Kentucky Hit Hardest By Deadly Tornado That Tore Through 5 States

President Joe Biden approved an emergency disaster declaration for Kentucky on Saturday after a monstrous tornado ripped through the middle of the U.S. in a stormfront that killed dozens and tore apart a candle factory, crushed a nursing home, derailed a train, and smashed an Amazon warehouse.

Workers at a National Weather Service office had to take shelter as a tornado passed near their office in Weldon Spring, Missouri, about 30 miles west of St. Louis. One person died and two others were injured in building collapses near the towns of Defiance and New Melle, both just a few miles from the weather service office, as the tornado carved a track that could rival the longest on record.

Debris from destroyed buildings and shredded trees covered the ground in Mayfield, a city of about 10,000 in western Kentucky. Twisted metal sheeting, downed power lines, and wrecked vehicles lined the streets. Rescue efforts were complicated because Mayfield’s main fire station and emergency services hub was also hit by the tornado. The tornado killed 22 people in Kentucky alone, while Governor Andy Beshears watched as crews sifted through the wreckage of the candle factory in Mayfield, where 110 people were working overnight Friday when the storm hit.
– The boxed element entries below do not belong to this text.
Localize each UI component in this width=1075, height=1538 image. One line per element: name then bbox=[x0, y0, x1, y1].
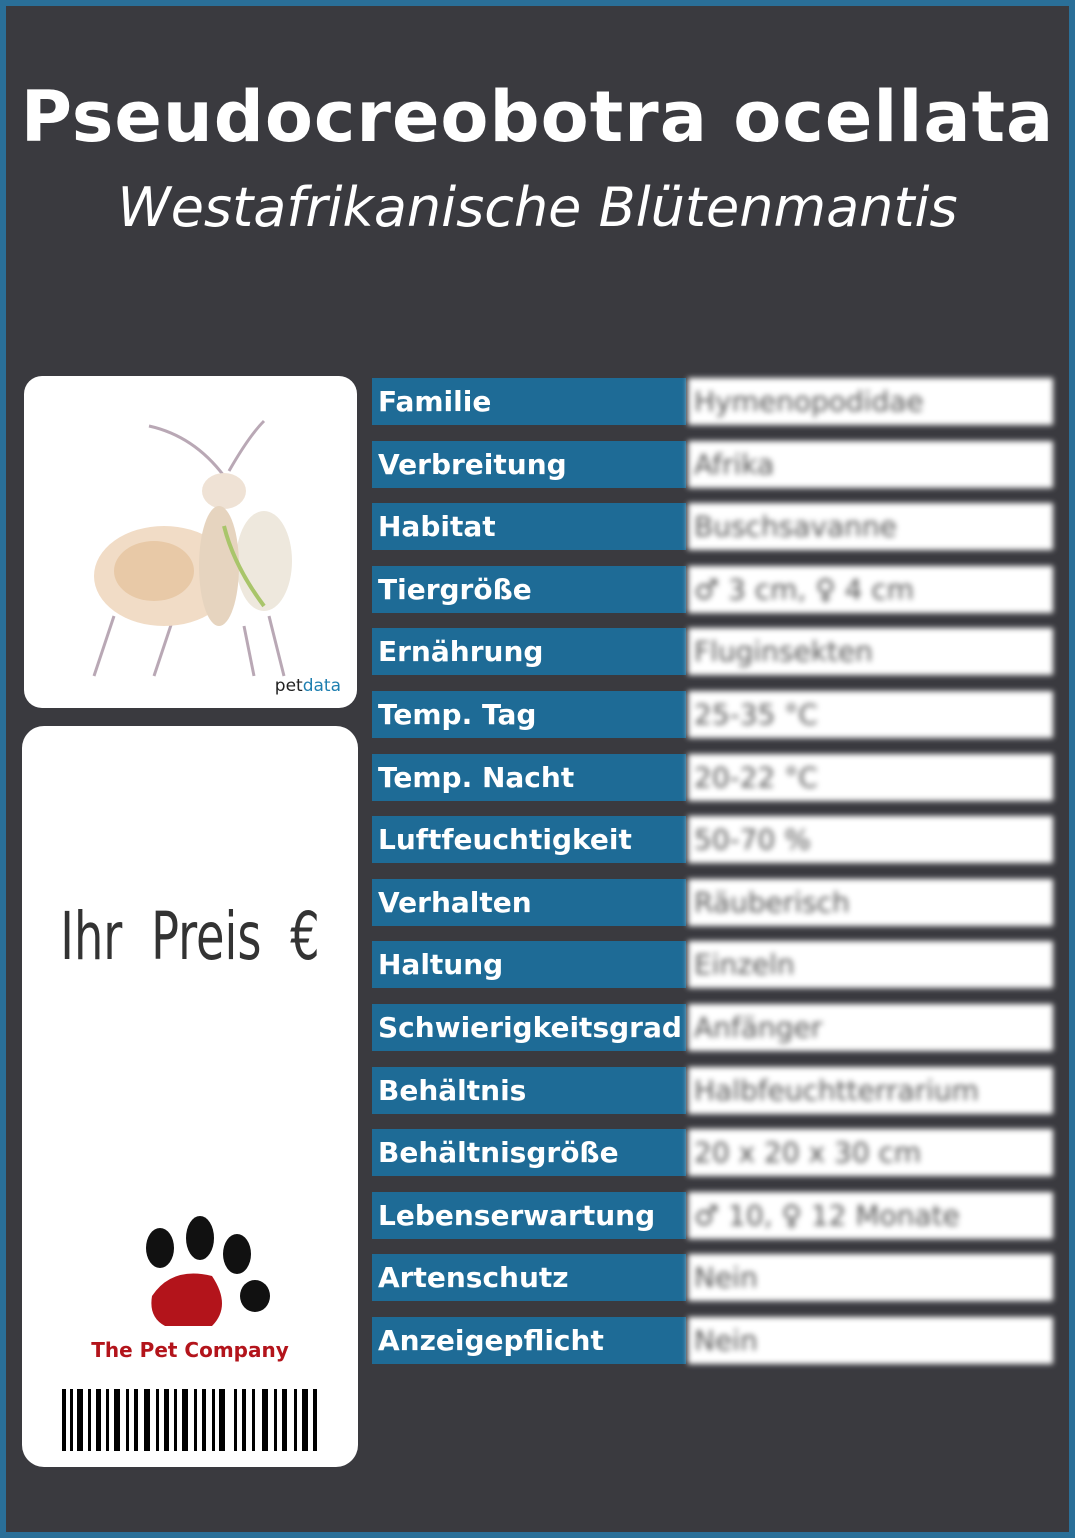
price-label: Ihr Preis € bbox=[60, 898, 320, 975]
table-row: Familie Hymenopodidae bbox=[372, 378, 1053, 425]
table-row: Behältnis Halbfeuchtterrarium bbox=[372, 1066, 1053, 1114]
row-label: Anzeigepflicht bbox=[372, 1317, 686, 1364]
table-row: Tiergröße ♂ 3 cm, ♀ 4 cm bbox=[372, 565, 1053, 613]
table-row: Verhalten Räuberisch bbox=[372, 878, 1053, 926]
table-row: Temp. Tag 25-35 °C bbox=[372, 691, 1053, 738]
table-row: Behältnisgröße 20 x 20 x 30 cm bbox=[372, 1129, 1053, 1177]
row-value: 20 x 20 x 30 cm bbox=[688, 1129, 1053, 1177]
row-value: Nein bbox=[688, 1317, 1053, 1364]
row-label: Temp. Tag bbox=[372, 691, 686, 738]
row-label: Ernährung bbox=[372, 628, 686, 676]
table-row: Habitat Buschsavanne bbox=[372, 503, 1053, 551]
row-label: Haltung bbox=[372, 941, 686, 989]
row-value: ♂ 3 cm, ♀ 4 cm bbox=[688, 565, 1053, 613]
row-label: Temp. Nacht bbox=[372, 753, 686, 801]
row-label: Tiergröße bbox=[372, 565, 686, 613]
row-value: Afrika bbox=[688, 440, 1053, 488]
row-value: Räuberisch bbox=[688, 878, 1053, 926]
row-label: Behältnis bbox=[372, 1066, 686, 1114]
table-row: Anzeigepflicht Nein bbox=[372, 1317, 1053, 1364]
logo: petdata bbox=[275, 676, 341, 696]
row-value: Einzeln bbox=[688, 941, 1053, 989]
row-label: Verhalten bbox=[372, 878, 686, 926]
logo-pet: pet bbox=[274, 676, 303, 696]
row-label: Schwierigkeitsgrad bbox=[372, 1004, 686, 1051]
row-value: Anfänger bbox=[688, 1004, 1053, 1051]
row-label: Familie bbox=[372, 378, 686, 425]
row-label: Verbreitung bbox=[372, 440, 686, 488]
row-label: Artenschutz bbox=[372, 1254, 686, 1302]
row-value: Nein bbox=[688, 1254, 1053, 1302]
table-row: Temp. Nacht 20-22 °C bbox=[372, 753, 1053, 801]
title: Pseudocreobotra ocellata bbox=[20, 76, 1055, 158]
table-row: Lebenserwartung ♂ 10, ♀ 12 Monate bbox=[372, 1191, 1053, 1239]
row-label: Lebenserwartung bbox=[372, 1191, 686, 1239]
row-label: Habitat bbox=[372, 503, 686, 551]
logo-data: data bbox=[302, 676, 341, 696]
paw-logo bbox=[146, 1216, 270, 1326]
row-value: Halbfeuchtterrarium bbox=[688, 1066, 1053, 1114]
row-label: Luftfeuchtigkeit bbox=[372, 816, 686, 864]
mantis-image bbox=[92, 419, 292, 677]
row-value: Hymenopodidae bbox=[688, 378, 1053, 425]
row-value: Fluginsekten bbox=[688, 628, 1053, 676]
price-card: Ihr Preis € The Pet Company bbox=[22, 726, 358, 1467]
row-value: ♂ 10, ♀ 12 Monate bbox=[688, 1191, 1053, 1239]
table-row: Haltung Einzeln bbox=[372, 941, 1053, 989]
row-value: Buschsavanne bbox=[688, 503, 1053, 551]
row-value: 20-22 °C bbox=[688, 753, 1053, 801]
row-value: 25-35 °C bbox=[688, 691, 1053, 738]
row-value: 50-70 % bbox=[688, 816, 1053, 864]
table-row: Ernährung Fluginsekten bbox=[372, 628, 1053, 676]
barcode bbox=[62, 1389, 317, 1451]
subtitle: Westafrikanische Blütenmantis bbox=[117, 176, 958, 239]
table-row: Luftfeuchtigkeit 50-70 % bbox=[372, 816, 1053, 864]
table-row: Schwierigkeitsgrad Anfänger bbox=[372, 1004, 1053, 1051]
row-label: Behältnisgröße bbox=[372, 1129, 686, 1177]
table-row: Artenschutz Nein bbox=[372, 1254, 1053, 1302]
brand-name: The Pet Company bbox=[91, 1338, 289, 1362]
table-row: Verbreitung Afrika bbox=[372, 440, 1053, 488]
image-card: petdata bbox=[24, 376, 357, 708]
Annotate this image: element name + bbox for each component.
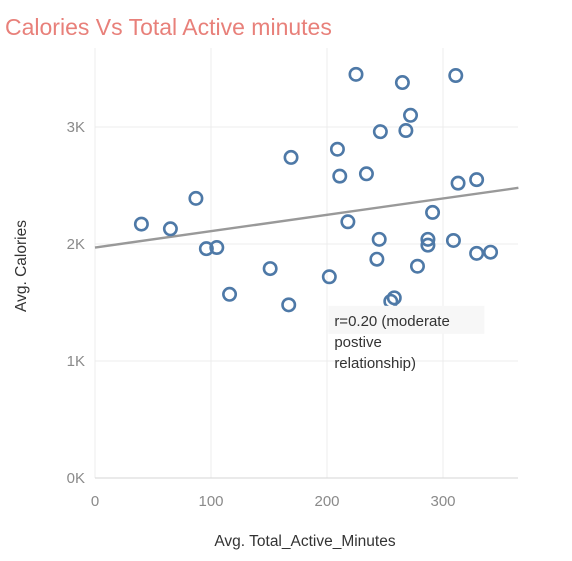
data-point [447,234,459,246]
data-point [411,260,423,272]
data-point [371,253,383,265]
data-point [400,124,412,136]
data-point [426,206,438,218]
data-point [334,170,346,182]
x-tick-label: 200 [314,493,339,510]
x-axis-title: Avg. Total_Active_Minutes [214,533,395,550]
y-tick-label: 0K [67,470,85,487]
data-point [331,143,343,155]
data-point [404,109,416,121]
annotation-line: postive [334,334,382,351]
y-tick-label: 1K [67,353,85,370]
annotation-line: relationship) [334,355,416,372]
data-point [164,223,176,235]
data-point [452,177,464,189]
data-point [396,76,408,88]
x-axis-ticks: 0 100 200 300 [91,493,456,510]
y-axis-title: Avg. Calories [13,220,30,312]
data-point [283,299,295,311]
data-point [285,151,297,163]
data-point [135,218,147,230]
trend-layer [95,188,518,248]
y-tick-label: 3K [67,119,85,136]
x-tick-label: 0 [91,493,99,510]
data-point [323,271,335,283]
data-point [350,68,362,80]
data-point [342,216,354,228]
data-point [470,173,482,185]
data-point [484,246,496,258]
y-tick-label: 2K [67,236,85,253]
data-point [264,262,276,274]
x-tick-label: 100 [198,493,223,510]
y-axis-ticks: 0K 1K 2K 3K [67,119,85,487]
annotation: r=0.20 (moderate postive relationship) [328,306,484,372]
data-point [360,168,372,180]
trend-line [95,188,518,248]
annotation-line: r=0.20 (moderate [334,313,449,330]
data-point [450,69,462,81]
data-point [223,288,235,300]
grid-layer [95,48,518,478]
data-point [470,247,482,259]
data-point [190,192,202,204]
x-tick-label: 300 [430,493,455,510]
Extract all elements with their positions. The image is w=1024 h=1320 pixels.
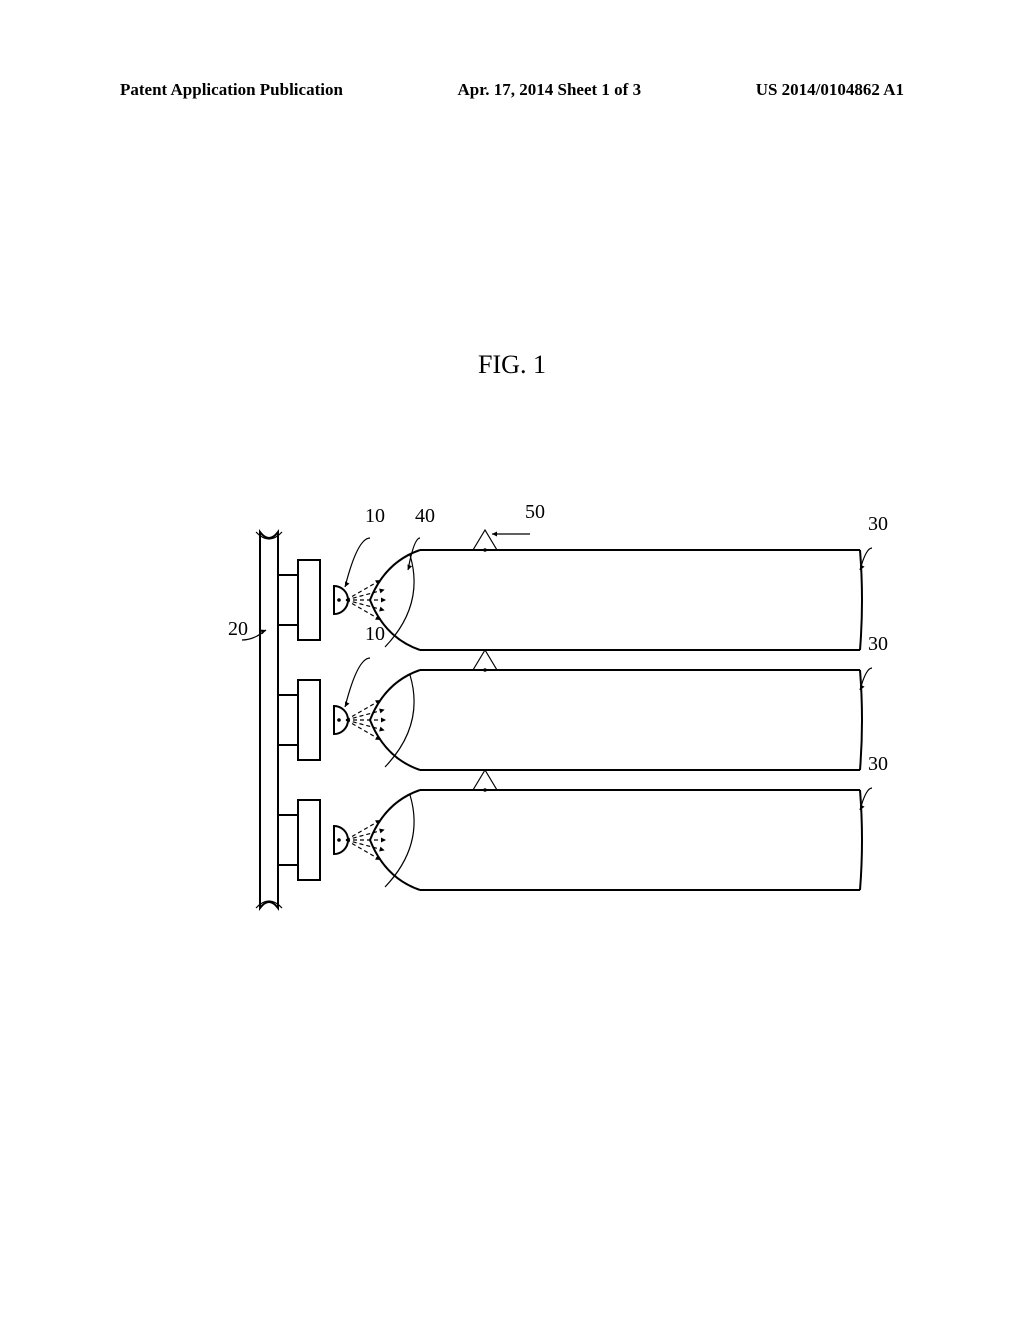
svg-text:30: 30 (868, 513, 888, 535)
svg-text:20: 20 (228, 618, 248, 640)
header-left: Patent Application Publication (120, 80, 343, 100)
figure-title: FIG. 1 (0, 350, 1024, 380)
header-right: US 2014/0104862 A1 (756, 80, 904, 100)
svg-text:50: 50 (525, 501, 545, 523)
page-header: Patent Application Publication Apr. 17, … (0, 80, 1024, 100)
svg-text:30: 30 (868, 753, 888, 775)
patent-diagram: 10 40 50 30 20 10 30 30 (210, 490, 950, 950)
svg-text:40: 40 (415, 505, 435, 527)
svg-text:30: 30 (868, 633, 888, 655)
svg-text:10: 10 (365, 623, 385, 645)
header-center: Apr. 17, 2014 Sheet 1 of 3 (458, 80, 642, 100)
svg-text:10: 10 (365, 505, 385, 527)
Only forty of them were rescued.


The death toll reached 30 across five states includes four people in Tennessee; two in Arkansas, where a nursing home was destroyed; and one in both Missouri and Illinois, where the Amazon facility was hit.

The powerful twister “will likely go down perhaps as one of the longest track violent tornadoes in United States history,” Victor Genzini, a researcher on extreme weather at Northern Illinois University, told the Associated Press. The longest tornado on record, in March 1925, tracked for about 220 miles through Missouri, Illinois, and Indiana. But Genzini said this twister may have had touched down for nearly 250 miles. This storm was all the more remarkable because it came in December, when normally colder weather limits tornadoes, he said.

Meteorologists haven’t determined whether the storm spawned a single tornado or multiple tornadoes.